Владимир молчал, колко поглядывая на меня из-за густых ресниц, медленно пожевывая собственные губы за окладистой бородой, достигающей живота. Рука его при этом непроизвольно поглаживала рукоять длинного кинжала.
– Православная? – заметив мой встревоженный взгляд, Владимир улыбнулся, но чувствовалось, что это лишь необходимое притворство, – та мне все едино! – поспешил он резко оборвать щекотливую тему, – Ольга! – Крикнул он наверх в темноту витиеватой лестницы, – распорядись ужин подать уставшим дружинникам! Ну а вы, ребята, отдыхайте, сколько сможете. Еще неизвестно, сколько ваш отдых продлиться – уже в полголоса добавил он последнюю фразу, не адресованную никому.
Дружина зашевелилась, вставая с лавок и ковров, богато покрывающих хорошо выструганный пол палаты, встречая нехитрые, но желанные яства, спускаемые сверху. Мне отдохнуть не дал Иван, ловко выхватив за руку из толпы, приближающуюся к широкому и длинному дубовому столу, стоящему в середине помещения. Он, со смехом, чтобы замаскировать свои истинные намерения увел меня в темное помещение, нырнув в незаметную дверь в одной из стен.
– Гамаюн! – обратился он ко мне со всей горячностью, которую имел в своей душе, – послушай и запомни! На стены мы выйдем все. Постоим за честь Отчизны славно и долго, уничтожив большое количество ворогов, но, поверь мне, Гамаюн, Рязань обречена!
Он со страданием посмотрел в узкое, ничем не заделанное оконце, больше походящее на бойницу и горячее дыхание воеводы инеем осело на его бороде:
– Так повелось на Руси, – продолжил он, едва мысли собрались воедино под наморщенным лбом, – что князь на князя волком смотрит, в трудный час добить норовит, а не помощь шлет в нужде, посему тщетны надежды Рязанцев на Владимирские и Черниговские полки!

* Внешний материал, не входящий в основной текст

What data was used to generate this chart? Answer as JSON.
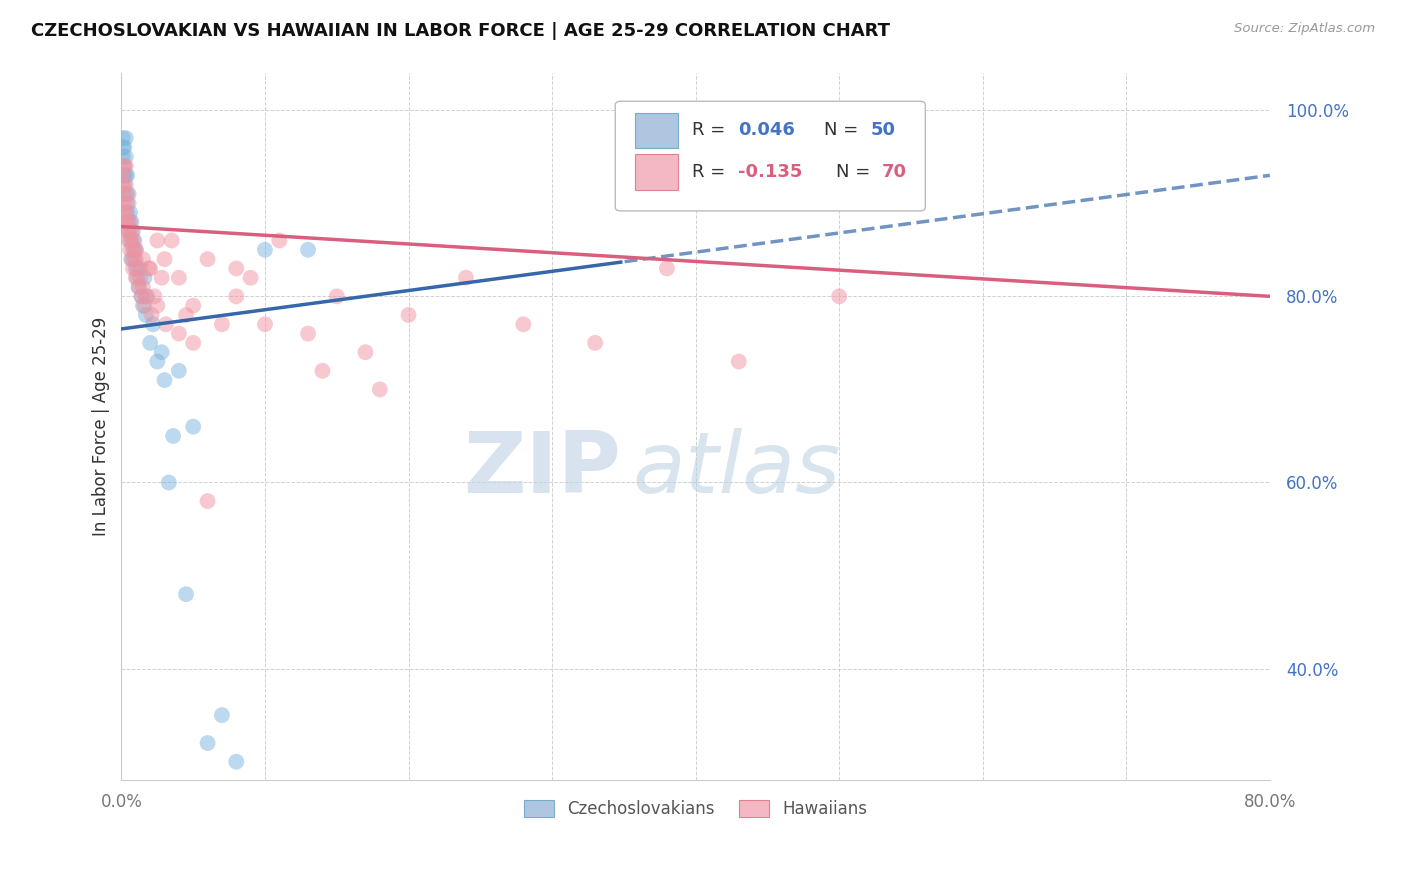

Холодная пластина коснулась моих рук, и я с удивлением, в тусклом свете, льющимся со двора, разглядел в своих ладонях нагрудную пластину воеводы со знаком ордена Небесного Отряда:
– Ни мне, ни братьям моим понятия о чести не позволят уйти со своих позиций. Но ты можешь! Ибо не связан с братством ни словом, ни клятвою, да к вере Христовой не отнесен! Я знаю, что ты не уйдешь сразу, а посему стой с нами подле крепко, но когда поймешь, что силы наши иссякли, беги к сему дому. Владимир отведет тебя к ходу тайному, подземному, по которому ты, да женщины и дети выйдут к берегу реки, в погребе под избой сожженной очутившись. В том же погребе специальном сани найдете, готовые к походу, под землю заточенные, ну а дальше дело навыка и сил – под покровом темноты тихо выйдете в поле и полетите, куда глаза глядят, живые да здоровые.
– А кони?
– Коней добудете. Их не припасешь. Дело трудное, но исполнимое.
Воевода крепко сжал своими ладонями мои, да так, что острые края пластину больно впились мне под кожу:
– Во имя своей матери, поклянись мне, что ты сохранишь память о нашем братстве и пронесешь сию память через поколения. Пусть знают предки наши, насколько сильна была наша рука, насколько могуче тело и, будь добр, Гамаюн, – расскажи людям добрым, что Иван Дикорос смыл свой позор и перед ликом смерти скинул кровавые перчатки с дланей!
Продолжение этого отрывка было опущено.